It is a good idea to start having conversations about the emotional connection that comes along with sex as you talk about physical information and concerns. Helping your child understand the deeper meaning of sex can go a long way in postponing intimacy. You can also introduce your child to other paths to intimacy that will progress a relationship, but that aren't purely physical.
Sex and Emotions
Often when parents discuss sex with their children, they tend to focus on the physical risks, such as pregnancy or STDs, or their religious or moral reasons for abstinence. Remember that it's also good to talk about the link between sexual activity and emotions.
A good way to start this conversation is to talk to your teen about how sex in real life isn't like it is in the movies, with romantic music and candlelight. Nor is it always mutually pleasurable.

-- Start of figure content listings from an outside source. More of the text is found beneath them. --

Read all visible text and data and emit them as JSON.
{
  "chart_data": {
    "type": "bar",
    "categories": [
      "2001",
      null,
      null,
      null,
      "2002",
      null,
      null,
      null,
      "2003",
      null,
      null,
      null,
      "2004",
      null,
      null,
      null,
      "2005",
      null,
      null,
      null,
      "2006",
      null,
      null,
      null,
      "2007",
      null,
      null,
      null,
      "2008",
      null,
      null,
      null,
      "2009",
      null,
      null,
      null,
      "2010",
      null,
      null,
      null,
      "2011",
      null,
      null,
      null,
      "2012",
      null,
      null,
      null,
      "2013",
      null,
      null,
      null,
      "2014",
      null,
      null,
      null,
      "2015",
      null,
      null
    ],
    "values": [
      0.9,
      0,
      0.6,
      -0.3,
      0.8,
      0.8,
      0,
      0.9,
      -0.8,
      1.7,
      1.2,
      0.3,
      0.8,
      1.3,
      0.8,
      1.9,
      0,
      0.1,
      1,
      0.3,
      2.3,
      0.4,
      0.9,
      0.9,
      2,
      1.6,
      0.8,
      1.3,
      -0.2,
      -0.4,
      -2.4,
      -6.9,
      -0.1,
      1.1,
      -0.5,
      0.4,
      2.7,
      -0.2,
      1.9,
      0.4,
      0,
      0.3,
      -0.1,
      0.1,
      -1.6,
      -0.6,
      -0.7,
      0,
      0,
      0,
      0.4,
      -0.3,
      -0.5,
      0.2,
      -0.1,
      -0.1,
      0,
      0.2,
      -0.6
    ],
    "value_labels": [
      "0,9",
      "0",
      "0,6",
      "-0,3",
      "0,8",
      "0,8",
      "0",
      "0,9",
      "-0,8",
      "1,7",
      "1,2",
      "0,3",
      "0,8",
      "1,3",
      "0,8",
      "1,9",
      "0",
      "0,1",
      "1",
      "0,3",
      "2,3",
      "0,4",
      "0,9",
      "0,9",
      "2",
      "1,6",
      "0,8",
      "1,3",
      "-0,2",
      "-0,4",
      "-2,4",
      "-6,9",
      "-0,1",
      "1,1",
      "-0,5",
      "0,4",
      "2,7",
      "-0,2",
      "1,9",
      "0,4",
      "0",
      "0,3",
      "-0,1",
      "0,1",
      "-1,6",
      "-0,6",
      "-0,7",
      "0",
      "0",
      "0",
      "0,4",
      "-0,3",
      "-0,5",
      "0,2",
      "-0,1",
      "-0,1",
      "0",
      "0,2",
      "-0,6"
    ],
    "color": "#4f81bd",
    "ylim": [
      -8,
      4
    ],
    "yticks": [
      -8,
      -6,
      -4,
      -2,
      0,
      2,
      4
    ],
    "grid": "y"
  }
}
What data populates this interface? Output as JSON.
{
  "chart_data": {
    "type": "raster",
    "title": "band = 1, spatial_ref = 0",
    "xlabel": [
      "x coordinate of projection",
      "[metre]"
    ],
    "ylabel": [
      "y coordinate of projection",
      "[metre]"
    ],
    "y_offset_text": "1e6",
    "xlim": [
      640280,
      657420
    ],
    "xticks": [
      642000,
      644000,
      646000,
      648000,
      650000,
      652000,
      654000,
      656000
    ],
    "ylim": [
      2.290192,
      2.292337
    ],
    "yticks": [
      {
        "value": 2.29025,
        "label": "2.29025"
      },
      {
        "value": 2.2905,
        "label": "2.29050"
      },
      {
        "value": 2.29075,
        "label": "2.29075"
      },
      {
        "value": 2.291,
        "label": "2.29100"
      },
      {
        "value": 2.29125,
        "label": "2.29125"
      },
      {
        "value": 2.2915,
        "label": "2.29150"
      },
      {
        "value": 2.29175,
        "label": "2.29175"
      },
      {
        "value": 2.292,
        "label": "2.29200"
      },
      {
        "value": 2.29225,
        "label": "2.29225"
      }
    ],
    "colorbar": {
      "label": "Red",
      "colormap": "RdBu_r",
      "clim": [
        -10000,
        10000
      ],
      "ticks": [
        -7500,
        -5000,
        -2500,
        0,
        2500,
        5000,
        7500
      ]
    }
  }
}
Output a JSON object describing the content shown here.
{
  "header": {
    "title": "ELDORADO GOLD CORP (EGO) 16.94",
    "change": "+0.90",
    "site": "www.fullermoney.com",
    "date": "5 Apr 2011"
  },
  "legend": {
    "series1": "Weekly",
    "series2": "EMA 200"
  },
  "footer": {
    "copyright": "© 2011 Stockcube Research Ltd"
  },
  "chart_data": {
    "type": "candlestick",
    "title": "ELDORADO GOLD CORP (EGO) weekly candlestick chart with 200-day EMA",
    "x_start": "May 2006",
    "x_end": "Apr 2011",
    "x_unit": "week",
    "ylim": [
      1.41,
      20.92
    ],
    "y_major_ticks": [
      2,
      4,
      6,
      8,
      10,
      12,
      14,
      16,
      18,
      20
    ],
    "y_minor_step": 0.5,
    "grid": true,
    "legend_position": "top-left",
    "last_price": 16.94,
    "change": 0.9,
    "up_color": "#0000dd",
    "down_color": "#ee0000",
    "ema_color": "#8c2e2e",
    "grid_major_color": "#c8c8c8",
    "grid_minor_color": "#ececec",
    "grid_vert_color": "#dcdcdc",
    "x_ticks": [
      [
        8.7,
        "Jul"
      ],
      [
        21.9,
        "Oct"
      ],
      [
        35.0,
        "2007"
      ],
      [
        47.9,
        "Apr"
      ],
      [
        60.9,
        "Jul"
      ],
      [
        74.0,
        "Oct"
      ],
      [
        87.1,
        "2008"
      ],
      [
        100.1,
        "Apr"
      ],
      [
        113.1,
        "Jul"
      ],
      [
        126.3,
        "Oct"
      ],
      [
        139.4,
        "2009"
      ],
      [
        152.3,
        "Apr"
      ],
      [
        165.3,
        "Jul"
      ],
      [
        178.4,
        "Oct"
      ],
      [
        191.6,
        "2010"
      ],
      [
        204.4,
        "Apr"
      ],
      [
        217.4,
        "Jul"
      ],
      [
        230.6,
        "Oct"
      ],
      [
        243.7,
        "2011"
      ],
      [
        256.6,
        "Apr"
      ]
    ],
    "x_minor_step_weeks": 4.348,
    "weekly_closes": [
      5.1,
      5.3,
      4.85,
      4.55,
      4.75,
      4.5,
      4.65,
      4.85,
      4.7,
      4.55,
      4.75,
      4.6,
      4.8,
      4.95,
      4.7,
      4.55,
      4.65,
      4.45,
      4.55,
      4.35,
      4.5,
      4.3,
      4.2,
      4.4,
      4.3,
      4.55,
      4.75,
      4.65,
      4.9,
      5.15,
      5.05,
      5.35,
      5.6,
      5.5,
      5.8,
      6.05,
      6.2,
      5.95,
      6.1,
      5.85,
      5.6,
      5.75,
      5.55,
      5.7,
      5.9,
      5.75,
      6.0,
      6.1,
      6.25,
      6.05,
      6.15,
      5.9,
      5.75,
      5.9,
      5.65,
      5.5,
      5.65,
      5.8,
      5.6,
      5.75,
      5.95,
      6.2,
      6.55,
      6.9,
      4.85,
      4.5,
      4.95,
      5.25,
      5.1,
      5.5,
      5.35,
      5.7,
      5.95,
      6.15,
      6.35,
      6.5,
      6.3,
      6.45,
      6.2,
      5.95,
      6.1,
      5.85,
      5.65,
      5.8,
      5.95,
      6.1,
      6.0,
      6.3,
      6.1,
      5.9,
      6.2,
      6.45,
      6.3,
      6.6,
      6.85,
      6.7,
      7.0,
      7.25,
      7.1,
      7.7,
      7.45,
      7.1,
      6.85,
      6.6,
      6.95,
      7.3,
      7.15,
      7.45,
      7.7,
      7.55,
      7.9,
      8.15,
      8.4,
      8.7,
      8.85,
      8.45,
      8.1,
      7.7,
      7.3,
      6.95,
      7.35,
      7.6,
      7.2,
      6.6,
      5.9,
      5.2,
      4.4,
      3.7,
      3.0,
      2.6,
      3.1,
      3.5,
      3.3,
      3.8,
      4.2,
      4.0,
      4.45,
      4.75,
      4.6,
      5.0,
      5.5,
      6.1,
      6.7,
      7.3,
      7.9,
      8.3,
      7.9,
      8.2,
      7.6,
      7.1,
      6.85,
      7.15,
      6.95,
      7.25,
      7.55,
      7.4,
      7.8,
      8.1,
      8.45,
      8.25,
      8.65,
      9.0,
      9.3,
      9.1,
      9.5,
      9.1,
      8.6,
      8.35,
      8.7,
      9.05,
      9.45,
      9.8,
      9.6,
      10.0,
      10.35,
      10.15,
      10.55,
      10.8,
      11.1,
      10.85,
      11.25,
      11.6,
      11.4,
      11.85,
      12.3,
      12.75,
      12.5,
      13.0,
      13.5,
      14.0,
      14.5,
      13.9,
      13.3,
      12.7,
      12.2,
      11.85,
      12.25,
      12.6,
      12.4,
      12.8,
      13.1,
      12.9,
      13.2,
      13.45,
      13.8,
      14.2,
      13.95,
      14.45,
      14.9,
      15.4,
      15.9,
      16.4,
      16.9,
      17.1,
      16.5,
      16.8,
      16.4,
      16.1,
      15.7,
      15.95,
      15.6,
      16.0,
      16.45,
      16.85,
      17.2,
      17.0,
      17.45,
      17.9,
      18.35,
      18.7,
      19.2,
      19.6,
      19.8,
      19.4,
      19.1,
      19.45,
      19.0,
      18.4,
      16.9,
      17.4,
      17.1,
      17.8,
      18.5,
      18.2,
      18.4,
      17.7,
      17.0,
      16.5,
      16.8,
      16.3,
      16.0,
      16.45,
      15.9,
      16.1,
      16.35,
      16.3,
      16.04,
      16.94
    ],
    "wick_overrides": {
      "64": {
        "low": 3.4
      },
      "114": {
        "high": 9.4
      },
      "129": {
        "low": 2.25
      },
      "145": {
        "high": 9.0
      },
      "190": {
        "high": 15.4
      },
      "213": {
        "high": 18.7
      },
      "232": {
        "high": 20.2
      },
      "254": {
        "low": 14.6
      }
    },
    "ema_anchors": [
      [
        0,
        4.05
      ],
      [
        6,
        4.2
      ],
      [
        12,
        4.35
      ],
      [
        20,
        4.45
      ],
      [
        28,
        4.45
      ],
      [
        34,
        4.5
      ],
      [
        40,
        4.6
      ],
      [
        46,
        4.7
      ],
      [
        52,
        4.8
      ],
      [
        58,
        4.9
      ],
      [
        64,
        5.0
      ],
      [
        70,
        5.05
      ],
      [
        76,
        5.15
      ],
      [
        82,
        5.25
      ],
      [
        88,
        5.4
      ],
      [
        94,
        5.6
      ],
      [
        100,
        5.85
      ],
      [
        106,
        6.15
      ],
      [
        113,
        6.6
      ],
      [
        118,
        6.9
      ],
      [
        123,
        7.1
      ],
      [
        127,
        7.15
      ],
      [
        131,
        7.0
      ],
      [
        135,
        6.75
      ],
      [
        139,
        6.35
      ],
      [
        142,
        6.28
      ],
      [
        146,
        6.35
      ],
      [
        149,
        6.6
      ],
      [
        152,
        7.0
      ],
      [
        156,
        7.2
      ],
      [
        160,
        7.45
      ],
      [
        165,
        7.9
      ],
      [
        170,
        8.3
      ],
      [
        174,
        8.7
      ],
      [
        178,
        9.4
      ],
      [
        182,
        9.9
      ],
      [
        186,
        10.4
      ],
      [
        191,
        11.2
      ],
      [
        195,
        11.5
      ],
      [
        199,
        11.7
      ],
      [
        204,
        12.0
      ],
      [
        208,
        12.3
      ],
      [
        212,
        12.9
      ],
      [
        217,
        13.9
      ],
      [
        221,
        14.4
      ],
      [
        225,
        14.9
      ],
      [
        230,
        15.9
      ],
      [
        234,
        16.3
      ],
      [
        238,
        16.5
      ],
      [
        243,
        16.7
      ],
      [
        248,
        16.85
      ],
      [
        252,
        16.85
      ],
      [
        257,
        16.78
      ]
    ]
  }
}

While you shouldn't scare your teen from ever wanting to have sex, you can explain that real sex can be awkward, especially the first time, and that this is why you should wait until you are with someone you trust and feel safe sharing your body and soul with.
For example, you might say: "Have you noticed how sex seems so easy in the movies? In real life, sex can be romantic, but it isn't always perfect. You don't just bare your body when you have sex; you also bare your soul."
As part of this conversation, you can also talk to your teenager about how to increase intimacy in her relationship without sexual activity. Teenagers tend to see relationships as linear and growing toward sexual activity. However, there are many different ways to be emotionally intimate with a partner, some of which do not include intercourse. Try to give your teen some ideas of ways she can increase intimacy in her relationship without having sex, such as by introducing him to the family. By creating a bond that isn't purely physical, your teen can build a healthy foundation for a time when she does decide to have sex.